Сначала Колчак давился, пытался откашливаться, потом притих, успокоился, каким-то образом приспособился потихоньку схлебывать, начал ровнее дышать – и вдруг разлепил глаза, сам потянулся к ложке губами… Судорожно проглотил стекшую на язык жидкость, обсосал губы, следя за моею рукой… И с готовностью открыл рот, когда я торопливо и всклень зачерпнул из котелка… И у меня перехватило горло от горькой нежности.
…Я точно помню, на какой ложке бульона он это сказал, Колчак – на шестой. На священной трети святого числа х а и м, что значит "жизнь" и которое прибавляют к именам больных, чтобы грозный ангел смерти прошел мимо них, не узнав, а сама эта треть тоже свята, потому что равна числом Дням Творения…

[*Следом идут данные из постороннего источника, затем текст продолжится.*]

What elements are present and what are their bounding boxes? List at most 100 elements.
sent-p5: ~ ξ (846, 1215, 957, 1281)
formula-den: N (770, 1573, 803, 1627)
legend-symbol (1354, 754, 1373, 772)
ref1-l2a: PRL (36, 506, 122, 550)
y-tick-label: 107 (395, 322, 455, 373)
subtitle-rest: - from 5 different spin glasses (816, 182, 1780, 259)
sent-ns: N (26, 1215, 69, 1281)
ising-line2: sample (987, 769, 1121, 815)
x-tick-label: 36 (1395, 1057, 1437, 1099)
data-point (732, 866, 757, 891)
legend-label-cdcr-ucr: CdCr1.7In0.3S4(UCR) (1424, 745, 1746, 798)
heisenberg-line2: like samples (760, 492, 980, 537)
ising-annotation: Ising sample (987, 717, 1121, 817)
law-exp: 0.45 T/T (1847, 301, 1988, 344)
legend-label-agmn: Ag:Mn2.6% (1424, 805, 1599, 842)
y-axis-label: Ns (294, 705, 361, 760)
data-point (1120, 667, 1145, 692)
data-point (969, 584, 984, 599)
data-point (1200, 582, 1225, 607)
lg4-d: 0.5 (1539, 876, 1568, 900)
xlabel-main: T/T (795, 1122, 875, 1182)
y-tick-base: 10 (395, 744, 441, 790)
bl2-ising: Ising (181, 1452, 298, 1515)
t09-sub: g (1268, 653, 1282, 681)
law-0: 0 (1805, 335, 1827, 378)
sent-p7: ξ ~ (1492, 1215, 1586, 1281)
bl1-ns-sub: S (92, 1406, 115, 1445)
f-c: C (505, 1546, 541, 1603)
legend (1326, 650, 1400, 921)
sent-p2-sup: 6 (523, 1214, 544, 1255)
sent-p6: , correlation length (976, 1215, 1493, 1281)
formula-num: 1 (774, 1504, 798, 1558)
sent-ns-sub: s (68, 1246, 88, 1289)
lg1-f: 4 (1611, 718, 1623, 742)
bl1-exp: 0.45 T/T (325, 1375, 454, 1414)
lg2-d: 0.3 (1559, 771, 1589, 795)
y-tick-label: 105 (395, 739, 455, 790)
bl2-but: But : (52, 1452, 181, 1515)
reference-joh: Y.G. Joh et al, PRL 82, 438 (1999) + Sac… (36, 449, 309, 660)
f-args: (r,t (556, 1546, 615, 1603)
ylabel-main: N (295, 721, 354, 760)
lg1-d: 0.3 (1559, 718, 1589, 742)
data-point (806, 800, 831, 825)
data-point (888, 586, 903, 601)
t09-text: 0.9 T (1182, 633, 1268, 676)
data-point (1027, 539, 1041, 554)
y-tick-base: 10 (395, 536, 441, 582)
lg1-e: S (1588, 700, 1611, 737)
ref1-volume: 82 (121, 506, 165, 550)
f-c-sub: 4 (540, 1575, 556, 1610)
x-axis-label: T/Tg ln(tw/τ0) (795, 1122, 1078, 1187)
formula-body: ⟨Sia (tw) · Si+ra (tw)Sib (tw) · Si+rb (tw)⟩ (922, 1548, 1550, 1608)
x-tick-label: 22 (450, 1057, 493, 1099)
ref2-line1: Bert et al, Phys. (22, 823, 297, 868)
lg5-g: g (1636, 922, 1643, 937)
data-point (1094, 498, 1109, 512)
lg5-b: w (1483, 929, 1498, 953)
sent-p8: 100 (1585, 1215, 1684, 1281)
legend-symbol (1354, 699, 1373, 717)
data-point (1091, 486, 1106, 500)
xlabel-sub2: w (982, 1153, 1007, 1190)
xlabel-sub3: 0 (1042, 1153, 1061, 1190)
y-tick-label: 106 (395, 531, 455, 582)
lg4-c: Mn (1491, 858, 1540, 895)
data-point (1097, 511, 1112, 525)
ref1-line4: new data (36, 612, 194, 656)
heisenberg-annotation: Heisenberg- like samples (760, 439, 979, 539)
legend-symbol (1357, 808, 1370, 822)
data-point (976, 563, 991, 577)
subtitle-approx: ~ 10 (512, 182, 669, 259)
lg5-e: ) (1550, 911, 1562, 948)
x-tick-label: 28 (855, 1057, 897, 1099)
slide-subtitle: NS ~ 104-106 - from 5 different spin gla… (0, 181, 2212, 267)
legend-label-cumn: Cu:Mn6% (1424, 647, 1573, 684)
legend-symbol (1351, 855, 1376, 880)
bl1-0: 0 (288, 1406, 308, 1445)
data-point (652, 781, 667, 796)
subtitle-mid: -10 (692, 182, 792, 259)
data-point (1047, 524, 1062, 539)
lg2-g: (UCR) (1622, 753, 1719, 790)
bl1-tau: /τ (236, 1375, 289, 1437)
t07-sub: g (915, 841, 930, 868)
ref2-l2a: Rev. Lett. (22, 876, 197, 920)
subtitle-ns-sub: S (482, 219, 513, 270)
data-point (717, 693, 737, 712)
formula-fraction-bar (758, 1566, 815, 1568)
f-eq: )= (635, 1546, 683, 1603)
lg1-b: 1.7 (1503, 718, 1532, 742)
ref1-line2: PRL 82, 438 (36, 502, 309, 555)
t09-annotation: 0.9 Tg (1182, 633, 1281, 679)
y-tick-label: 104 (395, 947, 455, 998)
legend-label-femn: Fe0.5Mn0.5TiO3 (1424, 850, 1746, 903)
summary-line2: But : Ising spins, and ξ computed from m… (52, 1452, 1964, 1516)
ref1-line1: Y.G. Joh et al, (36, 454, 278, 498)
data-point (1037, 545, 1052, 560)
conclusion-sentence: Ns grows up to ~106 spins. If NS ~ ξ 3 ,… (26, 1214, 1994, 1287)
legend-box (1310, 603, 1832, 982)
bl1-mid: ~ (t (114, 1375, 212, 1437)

– Не уходи… Самуил, – пробормотал сквозь икоту – пожалуйста. Не ухо… Не уходи.
– Да куда я без тебя, твое превосходительство, – вздохнул я… И запнулся, оглушенный тишиной, какой никогда не бывает в людском прибежище, тем более в невольном, гнусном, в тюремном – или нет, ведь то была не тишина, потому что она дышала… Я услышал, как посапывает во сне декабристочка и шепотом молится рядом с нею и за нее генеральша Мария Гришина, прозванная мною княгиней Ольгой, как натужно кашляет недолеченный Анисименков и ворочается Забрежин, как вздыхает и гонит от себя сон Потылица, вот подпрыгну и уши ему оборву, кого я спать-то отправил?.. И дальше, дальше – сотни, тысячи, миллионы живых дыханий услышал я и понял, как они, дыхания людей, колеблют бесчисленные струны Того, чье Имя есть К е т е р, что значит Корона Миров, Которым-Нет-Числа: Вселенная, сказали б вы сейчас…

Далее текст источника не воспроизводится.